Classes often begin with a prayer, and smoking is banned on campus.

Some commentary in the classroom might create a stir at a secular school.

For example, an instructor for a required freshman personal development course at the beginning of the semester broached the subject of the Holocaust to his 300 students. He referred to its importance in showing that "we have a responsibility" to make sure that such evils end.

The teacher, Phil Shahbaz, went on to add that the Holocaust "is a huge thing to talk about, because it happened to one of the most important people groups in the Bible, the Jews. OK? And the Jews," he said, "are not, are not taught to forgive. They don't forgive, and you have forgiveness inside your heart.

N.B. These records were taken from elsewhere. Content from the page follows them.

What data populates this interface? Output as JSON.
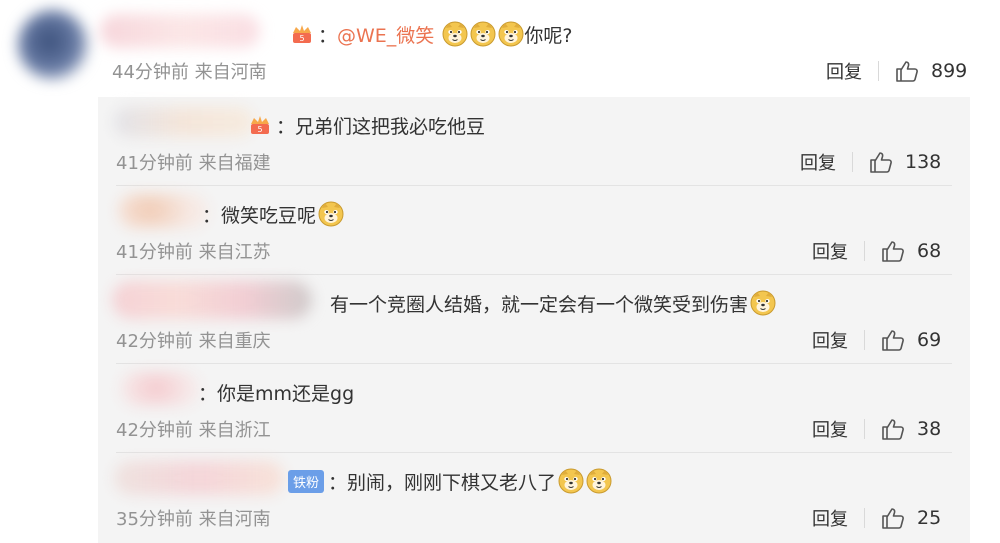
{
  "main_comment": {
    "prefix": "：",
    "mention": "@WE_微笑",
    "text": "你呢?",
    "meta": "44分钟前 来自河南",
    "reply_label": "回复",
    "likes": "899"
  },
  "replies": [
    {
      "text": "：兄弟们这把我必吃他豆",
      "meta": "41分钟前 来自福建",
      "reply_label": "回复",
      "likes": "138"
    },
    {
      "text": "：微笑吃豆呢",
      "meta": "41分钟前 来自江苏",
      "reply_label": "回复",
      "likes": "68"
    },
    {
      "text": "有一个竞圈人结婚，就一定会有一个微笑受到伤害",
      "meta": "42分钟前 来自重庆",
      "reply_label": "回复",
      "likes": "69"
    },
    {
      "text": "：你是mm还是gg",
      "meta": "42分钟前 来自浙江",
      "reply_label": "回复",
      "likes": "38"
    },
    {
      "badge": "铁粉",
      "text": "：别闹，刚刚下棋又老八了",
      "meta": "35分钟前 来自河南",
      "reply_label": "回复",
      "likes": "25"
    }
  ],
  "colors": {
    "mention": "#eb7350",
    "panel": "#f4f4f4",
    "meta": "#939393"
  },
  "icons": {
    "like": "thumbs-up-icon",
    "emoji": "doge-emoji-icon",
    "vip": "vip-badge-icon"
  }
}
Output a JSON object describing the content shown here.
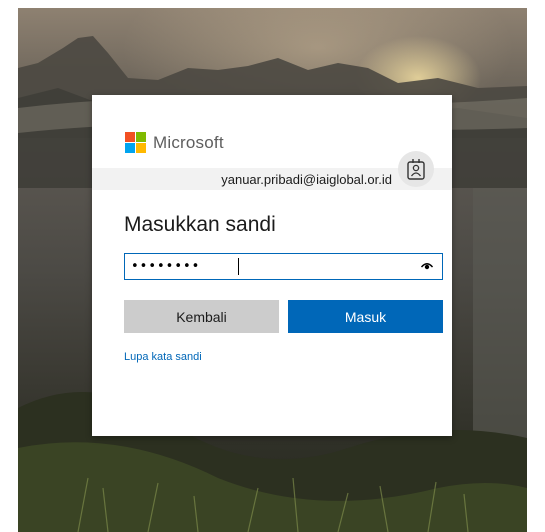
{
  "brand": {
    "name": "Microsoft",
    "logo_colors": [
      "#f25022",
      "#7fba00",
      "#00a4ef",
      "#ffb900"
    ],
    "accent": "#0067b8"
  },
  "identity": {
    "email": "yanuar.pribadi@iaiglobal.or.id",
    "badge_icon": "id-badge-icon"
  },
  "form": {
    "title": "Masukkan sandi",
    "password_value": "••••••••",
    "reveal_icon": "eye-icon",
    "back_label": "Kembali",
    "submit_label": "Masuk",
    "forgot_link": "Lupa kata sandi"
  }
}
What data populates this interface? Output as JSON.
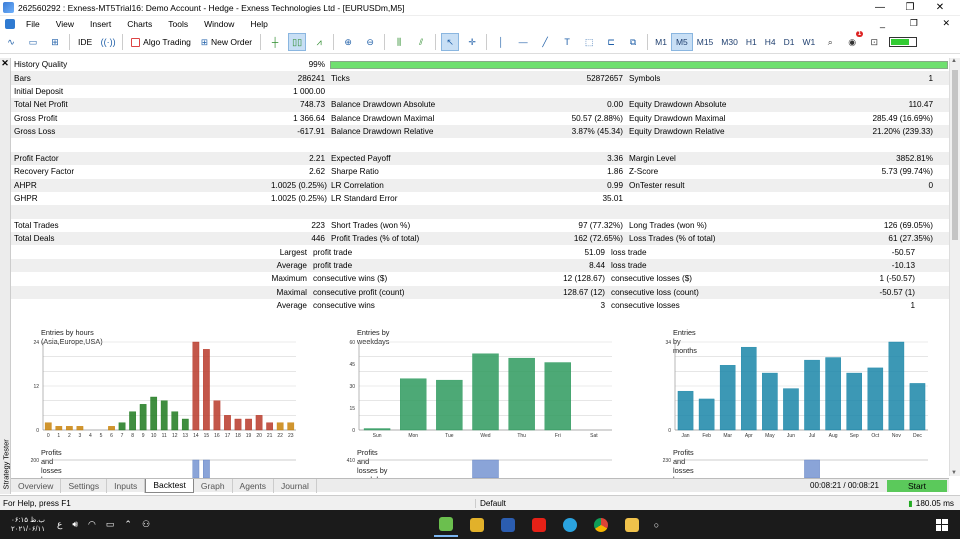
{
  "window": {
    "title": "262560292 : Exness-MT5Trial16: Demo Account - Hedge - Exness Technologies Ltd - [EURUSDm,M5]",
    "min": "—",
    "restore": "❐",
    "close": "✕"
  },
  "menu": [
    "File",
    "View",
    "Insert",
    "Charts",
    "Tools",
    "Window",
    "Help"
  ],
  "menu_ctl": {
    "min": "_",
    "restore": "❐",
    "close": "✕"
  },
  "toolbar": {
    "ide": "IDE",
    "algo": "Algo Trading",
    "neworder": "New Order",
    "timeframes": [
      "M1",
      "M5",
      "M15",
      "M30",
      "H1",
      "H4",
      "D1",
      "W1"
    ],
    "active_tf": "M5",
    "notif": "1"
  },
  "report": {
    "hq": {
      "label": "History Quality",
      "value": "99%"
    },
    "rows": [
      {
        "a": "Bars",
        "b": "286241",
        "c": "Ticks",
        "d": "52872657",
        "e": "Symbols",
        "f": "1"
      },
      {
        "a": "Initial Deposit",
        "b": "1 000.00",
        "c": "",
        "d": "",
        "e": "",
        "f": ""
      },
      {
        "a": "Total Net Profit",
        "b": "748.73",
        "c": "Balance Drawdown Absolute",
        "d": "0.00",
        "e": "Equity Drawdown Absolute",
        "f": "110.47"
      },
      {
        "a": "Gross Profit",
        "b": "1 366.64",
        "c": "Balance Drawdown Maximal",
        "d": "50.57 (2.88%)",
        "e": "Equity Drawdown Maximal",
        "f": "285.49 (16.69%)"
      },
      {
        "a": "Gross Loss",
        "b": "-617.91",
        "c": "Balance Drawdown Relative",
        "d": "3.87% (45.34)",
        "e": "Equity Drawdown Relative",
        "f": "21.20% (239.33)"
      },
      {
        "a": "",
        "b": "",
        "c": "",
        "d": "",
        "e": "",
        "f": ""
      },
      {
        "a": "Profit Factor",
        "b": "2.21",
        "c": "Expected Payoff",
        "d": "3.36",
        "e": "Margin Level",
        "f": "3852.81%"
      },
      {
        "a": "Recovery Factor",
        "b": "2.62",
        "c": "Sharpe Ratio",
        "d": "1.86",
        "e": "Z-Score",
        "f": "5.73 (99.74%)"
      },
      {
        "a": "AHPR",
        "b": "1.0025 (0.25%)",
        "c": "LR Correlation",
        "d": "0.99",
        "e": "OnTester result",
        "f": "0"
      },
      {
        "a": "GHPR",
        "b": "1.0025 (0.25%)",
        "c": "LR Standard Error",
        "d": "35.01",
        "e": "",
        "f": ""
      },
      {
        "a": "",
        "b": "",
        "c": "",
        "d": "",
        "e": "",
        "f": ""
      },
      {
        "a": "Total Trades",
        "b": "223",
        "c": "Short Trades (won %)",
        "d": "97 (77.32%)",
        "e": "Long Trades (won %)",
        "f": "126 (69.05%)"
      },
      {
        "a": "Total Deals",
        "b": "446",
        "c": "Profit Trades (% of total)",
        "d": "162 (72.65%)",
        "e": "Loss Trades (% of total)",
        "f": "61 (27.35%)"
      }
    ],
    "rrows": [
      {
        "a": "Largest",
        "c": "profit trade",
        "d": "51.09",
        "e": "loss trade",
        "f": "-50.57"
      },
      {
        "a": "Average",
        "c": "profit trade",
        "d": "8.44",
        "e": "loss trade",
        "f": "-10.13"
      },
      {
        "a": "Maximum",
        "c": "consecutive wins ($)",
        "d": "12 (128.67)",
        "e": "consecutive losses ($)",
        "f": "1 (-50.57)"
      },
      {
        "a": "Maximal",
        "c": "consecutive profit (count)",
        "d": "128.67 (12)",
        "e": "consecutive loss (count)",
        "f": "-50.57 (1)"
      },
      {
        "a": "Average",
        "c": "consecutive wins",
        "d": "3",
        "e": "consecutive losses",
        "f": "1"
      }
    ]
  },
  "chart_data": [
    {
      "type": "bar",
      "title": "Entries by hours (Asia,Europe,USA)",
      "categories": [
        "0",
        "1",
        "2",
        "3",
        "4",
        "5",
        "6",
        "7",
        "8",
        "9",
        "10",
        "11",
        "12",
        "13",
        "14",
        "15",
        "16",
        "17",
        "18",
        "19",
        "20",
        "21",
        "22",
        "23"
      ],
      "values": [
        2,
        1,
        1,
        1,
        0,
        0,
        1,
        2,
        5,
        7,
        9,
        8,
        5,
        3,
        24,
        22,
        8,
        4,
        3,
        3,
        4,
        2,
        2,
        2
      ],
      "ylim": [
        0,
        24
      ],
      "yticks": [
        "0",
        "12",
        "24"
      ],
      "colors": [
        "#c8820a",
        "#c8820a",
        "#c8820a",
        "#c8820a",
        "#c8820a",
        "#c8820a",
        "#c8820a",
        "#1e7a1e",
        "#1e7a1e",
        "#1e7a1e",
        "#1e7a1e",
        "#1e7a1e",
        "#1e7a1e",
        "#1e7a1e",
        "#b83a2a",
        "#b83a2a",
        "#b83a2a",
        "#b83a2a",
        "#b83a2a",
        "#b83a2a",
        "#b83a2a",
        "#b83a2a",
        "#c8820a",
        "#c8820a"
      ],
      "subtitle": "Profits and losses by hours",
      "sub_tick": "200"
    },
    {
      "type": "bar",
      "title": "Entries by weekdays",
      "categories": [
        "Sun",
        "Mon",
        "Tue",
        "Wed",
        "Thu",
        "Fri",
        "Sat"
      ],
      "values": [
        1,
        35,
        34,
        52,
        49,
        46,
        0
      ],
      "ylim": [
        0,
        60
      ],
      "yticks": [
        "0",
        "15",
        "30",
        "45",
        "60"
      ],
      "colors": [
        "#2e9a5e",
        "#2e9a5e",
        "#2e9a5e",
        "#2e9a5e",
        "#2e9a5e",
        "#2e9a5e",
        "#2e9a5e"
      ],
      "subtitle": "Profits and losses by weekdays",
      "sub_tick": "410"
    },
    {
      "type": "bar",
      "title": "Entries by months",
      "categories": [
        "Jan",
        "Feb",
        "Mar",
        "Apr",
        "May",
        "Jun",
        "Jul",
        "Aug",
        "Sep",
        "Oct",
        "Nov",
        "Dec"
      ],
      "values": [
        15,
        12,
        25,
        32,
        22,
        16,
        27,
        28,
        22,
        24,
        34,
        18
      ],
      "ylim": [
        0,
        34
      ],
      "yticks": [
        "0",
        "34"
      ],
      "colors": [
        "#1a86a8",
        "#1a86a8",
        "#1a86a8",
        "#1a86a8",
        "#1a86a8",
        "#1a86a8",
        "#1a86a8",
        "#1a86a8",
        "#1a86a8",
        "#1a86a8",
        "#1a86a8",
        "#1a86a8"
      ],
      "subtitle": "Profits and losses by months",
      "sub_tick": "230"
    }
  ],
  "side": {
    "close": "✕",
    "label": "Strategy Tester"
  },
  "tabs": [
    "Overview",
    "Settings",
    "Inputs",
    "Backtest",
    "Graph",
    "Agents",
    "Journal"
  ],
  "active_tab": "Backtest",
  "timer": "00:08:21 / 00:08:21",
  "start": "Start",
  "status": {
    "help": "For Help, press F1",
    "profile": "Default",
    "ping": "180.05 ms"
  },
  "taskbar": {
    "clock1": "۰۶:۱۵ ب.ظ",
    "clock2": "۲۰۲۱/۰۶/۱۱",
    "lang": "ع"
  }
}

That's what you've been taught to do as a Christian."

Asked about the comment later, Shahbaz said he was trying to paraphrase a Jewish Holocaust survivor who gives a talk to his classes every semester and that he "could have been clearer with my students."

"My intention ... was not to say, 'This is how Jews are.' That's like the complete opposite of what we're trying to do," Shahbaz said.

Some scholars who have studied religious schools contend that they offer a narrow intellectual and social perspective.

While he admires the way evangelical schools try to develop students' character and spirituality, Larry Braskamp, a professor of education at Loyola University in Chicago, said, "They're not as integrated into the mainstream of society, and they don't mix a lot with other backgrounds, so sometimes I think they carry stereotypes with them."

Still, for an increasing number of students, the schools offer a haven that secular campuses can't match.

Meehan Dellar, a freshman at Azusa Pacific, said she hadn't even been sure she wanted to go to college, but had been won over after visiting the campus.